Kami diperlakukan "istimewa" oleh pedagang bubur. Kalau orang lain 1 mangkok bubur plus 1 mangkok kerupuk, kami berdua hanya dapat 1 mangkok kerupuk. Uniknya lagi, kerupuknya ada 2 macam: kerupuk warna merah, putih, dan sedikit emping di atasnya. Dua pembeli lain sudah selesai makan dan bayar Rp 5.000. Jadi kami tahu, harga bubur per porsi Rp 5.000.

Tapi ketika selesai makan, penulis basa-basi bertanya, "Pak berapa?" tentu saja dalam bahasa Sunda. "Dua belas ribu" jawab penjual bubur. Jadi kami diberi harga istimewa Rp 6.000 per porsi, meski rasa bubur dan fasilitas yang kami dapat sama dengan pembeli lain. Tidak ada yang istimewa selain harganya.

Begitulah ulah si pedagang nakal. Bila melihat pembelinya bukan orang sekitar sana atau bukan langganan, mereka suka pasang "harga istimewa." Mereka berpikir "Kapan lagi dapat kesempatan menipu? Toh mereka hanya sekali ini mampir dan hampir pasti tidak akan beli ke sini lagi. Jadi tak ada efeknya meski pembeli tahu kalau mereka dicurangi."

Bisa jadi memang begitu.
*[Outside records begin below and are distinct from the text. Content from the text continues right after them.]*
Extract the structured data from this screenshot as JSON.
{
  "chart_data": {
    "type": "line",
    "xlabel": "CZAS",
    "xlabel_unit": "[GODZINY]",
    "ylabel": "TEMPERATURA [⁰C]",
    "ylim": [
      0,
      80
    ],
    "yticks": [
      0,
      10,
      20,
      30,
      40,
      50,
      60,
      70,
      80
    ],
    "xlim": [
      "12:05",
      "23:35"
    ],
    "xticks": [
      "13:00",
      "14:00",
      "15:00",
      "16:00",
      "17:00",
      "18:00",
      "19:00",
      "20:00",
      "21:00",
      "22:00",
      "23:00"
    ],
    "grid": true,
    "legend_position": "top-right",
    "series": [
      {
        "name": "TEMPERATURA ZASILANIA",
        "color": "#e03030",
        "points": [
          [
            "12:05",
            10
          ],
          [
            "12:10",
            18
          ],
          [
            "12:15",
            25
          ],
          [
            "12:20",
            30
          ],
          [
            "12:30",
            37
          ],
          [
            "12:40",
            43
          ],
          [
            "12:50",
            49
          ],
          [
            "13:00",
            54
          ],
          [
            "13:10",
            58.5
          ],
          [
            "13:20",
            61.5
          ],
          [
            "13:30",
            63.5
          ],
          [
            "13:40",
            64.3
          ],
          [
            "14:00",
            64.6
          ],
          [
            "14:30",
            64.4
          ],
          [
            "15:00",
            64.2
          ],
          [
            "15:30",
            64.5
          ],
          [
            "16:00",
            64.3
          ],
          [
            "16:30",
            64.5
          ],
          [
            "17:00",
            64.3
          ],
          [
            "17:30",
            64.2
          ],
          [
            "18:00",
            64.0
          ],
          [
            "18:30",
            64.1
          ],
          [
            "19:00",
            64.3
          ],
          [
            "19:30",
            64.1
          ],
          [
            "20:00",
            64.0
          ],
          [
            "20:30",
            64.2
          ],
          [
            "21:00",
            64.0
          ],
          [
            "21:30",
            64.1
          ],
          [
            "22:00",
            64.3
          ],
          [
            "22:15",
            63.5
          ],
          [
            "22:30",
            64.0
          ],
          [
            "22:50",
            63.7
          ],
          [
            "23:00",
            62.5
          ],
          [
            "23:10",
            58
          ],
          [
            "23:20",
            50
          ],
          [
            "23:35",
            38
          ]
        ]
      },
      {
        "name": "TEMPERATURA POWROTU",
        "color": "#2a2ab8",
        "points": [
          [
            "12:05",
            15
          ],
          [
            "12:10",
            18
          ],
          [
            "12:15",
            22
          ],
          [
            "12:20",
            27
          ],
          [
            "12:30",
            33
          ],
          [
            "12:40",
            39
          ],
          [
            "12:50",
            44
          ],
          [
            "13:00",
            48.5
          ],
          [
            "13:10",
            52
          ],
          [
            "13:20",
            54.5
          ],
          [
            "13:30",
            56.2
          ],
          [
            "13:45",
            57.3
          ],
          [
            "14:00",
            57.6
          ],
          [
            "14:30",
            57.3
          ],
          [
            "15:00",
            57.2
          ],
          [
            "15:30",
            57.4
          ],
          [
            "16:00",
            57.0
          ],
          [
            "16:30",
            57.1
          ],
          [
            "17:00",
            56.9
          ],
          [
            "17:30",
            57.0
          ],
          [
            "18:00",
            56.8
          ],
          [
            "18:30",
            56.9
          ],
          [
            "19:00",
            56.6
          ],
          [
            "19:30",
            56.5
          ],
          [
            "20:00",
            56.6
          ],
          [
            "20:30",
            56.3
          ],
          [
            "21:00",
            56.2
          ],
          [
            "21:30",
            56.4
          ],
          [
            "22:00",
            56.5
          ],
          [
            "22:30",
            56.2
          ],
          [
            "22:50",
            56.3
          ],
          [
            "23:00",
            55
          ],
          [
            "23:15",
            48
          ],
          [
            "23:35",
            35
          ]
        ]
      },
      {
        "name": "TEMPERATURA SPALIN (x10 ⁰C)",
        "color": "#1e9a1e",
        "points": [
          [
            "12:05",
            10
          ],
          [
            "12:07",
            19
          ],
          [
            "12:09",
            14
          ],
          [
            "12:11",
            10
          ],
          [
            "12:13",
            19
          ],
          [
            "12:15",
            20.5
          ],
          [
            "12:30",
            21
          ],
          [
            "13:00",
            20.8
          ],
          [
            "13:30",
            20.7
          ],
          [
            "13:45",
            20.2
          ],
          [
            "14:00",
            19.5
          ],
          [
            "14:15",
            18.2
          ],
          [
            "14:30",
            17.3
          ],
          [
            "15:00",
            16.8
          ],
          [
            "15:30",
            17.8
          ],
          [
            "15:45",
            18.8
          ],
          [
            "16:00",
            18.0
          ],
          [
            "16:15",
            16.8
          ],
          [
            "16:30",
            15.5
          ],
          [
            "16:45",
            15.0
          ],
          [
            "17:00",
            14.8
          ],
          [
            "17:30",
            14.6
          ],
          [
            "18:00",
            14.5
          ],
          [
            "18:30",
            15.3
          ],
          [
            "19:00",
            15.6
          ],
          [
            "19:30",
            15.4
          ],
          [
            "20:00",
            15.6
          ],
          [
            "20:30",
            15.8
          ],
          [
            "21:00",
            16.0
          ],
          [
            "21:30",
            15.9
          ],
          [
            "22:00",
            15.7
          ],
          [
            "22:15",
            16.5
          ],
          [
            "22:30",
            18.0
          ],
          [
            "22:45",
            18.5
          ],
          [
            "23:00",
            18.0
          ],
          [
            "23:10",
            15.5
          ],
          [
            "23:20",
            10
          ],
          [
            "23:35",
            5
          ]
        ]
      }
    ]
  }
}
Tidak ada pengaruhnya karena kami tidak bakal makan bubur di sana lagi (jauh dari rumah dan sebel dicurangi). Tapi pedagang tak berpikir jauh, kalau dia melakukan sesuatu yang baik, bukan tidak mungkin kami bisa jadi mengiklankan dagangannya ke teman-teman. "Kalau mau makan bubur di jalan anu, cari penjual bubur yang begini, orangnya baik, sopan, buburnya enak dan sebagainya."

Orang Minang sangat peduli dengan prinsip seperti itu (jaga nama baik). Maka di dinding rumah makan Padang ada tulisan "Bila Anda tidak puas, katakan kepada kami. Bila Anda puas, katakan pada teman-teman Anda."

Ah... orang bilang, kalau berbuat baik, belum tentu beritanya tersebar. Tapi bila Anda berbuat hal yang buruk, sebentar saja beritanya akan menyebar. Benar seperti itu?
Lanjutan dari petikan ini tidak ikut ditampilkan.